Modalità operativa della botnet 911 S5

Secondo l'accusa, i computer infettati dalla botnet 911 S5 offrivano una backdoor continua ai clienti di Wang, permettendo loro di impersonare in modo illecito le vittime del malware. Questo servizio proxy illecito, noto con il nome "911 S5", è operativo dal 2014 e ha infettato computer in quasi 200 paesi. L'FBI ha dichiarato che la botnet ha facilitato una vasta gamma di crimini informatici, tra cui frodi finanziarie, furti di identità e sfruttamento di minori. Wang e altri 2 soggetti collegati alla 911 S5 sono stati anche sanzionati dal Dipartimento del Tesoro americano. La botnet ha fornito accesso a quasi 614.000 indirizzi IP negli Stati Uniti e oltre 18 milioni nel resto del mondo, consentendo ai criminali di selezionare la zona geografica da cui apparire online.

Infrastruttura e reati collegati a 911 S5

Dei 150 server utilizzati per gestire la botnet, 76 erano affittati da provider di servizi negli Stati Uniti. Tra questi, anche il server che ospitava l'interfaccia client di 911 S5, che permetteva ai criminali di acquistare prodotti con carte di credito rubate e aggirare le leggi sulle esportazioni. Più di mezzo milione di richieste fraudolente sui programmi di aiuti durante la pandemia negli Stati Uniti sono state ricondotte alla 911 S5, con furti che ammontano quasi a 6 miliardi di dollari. Tuttavia, gli indirizzi IP controllati dalla botnet sono stati associati anche a reati più gravi, come allarmi bomba e traffico di materiale pedopornografico. Le autorità hanno sottolineato come i servizi proxy come 911 S5 rappresentino una minaccia persistente per la sicurezza globale.

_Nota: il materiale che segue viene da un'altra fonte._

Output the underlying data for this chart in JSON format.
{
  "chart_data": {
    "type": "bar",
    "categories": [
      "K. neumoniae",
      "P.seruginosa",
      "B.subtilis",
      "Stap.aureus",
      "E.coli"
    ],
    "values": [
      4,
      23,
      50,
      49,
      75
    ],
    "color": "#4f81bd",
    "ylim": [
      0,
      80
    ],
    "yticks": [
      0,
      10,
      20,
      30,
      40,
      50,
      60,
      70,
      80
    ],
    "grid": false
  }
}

Collaborazioni internazionali e conseguenze giuridiche

Il Dipartimento di Giustizia ha evidenziato che l'operazione per arrestare Wang ha visto la collaborazione delle forze dell'ordine di Singapore, Thailandia e Germania. Le accuse contro Wang includono associazione a delinquere, frode informatica, frode telematica e riciclaggio di denaro, con una pena massima prevista di 65 anni di carcere. Gli Stati Uniti stanno cercando di sequestrare numerosi beni di lusso presumibilmente di proprietà di Wang, tra cui una Ferrari Spider del 2022 del valore di mezzo milione di dollari e un orologio Patek Philippe. Al momento, non è chiaro se queste attività di furto d'identità abbiano portato a indagini o accuse penali contro vittime statunitensi della botnet. Wired US ha chiesto ulteriori chiarimenti al Dipartimento di Giustizia su questo punto.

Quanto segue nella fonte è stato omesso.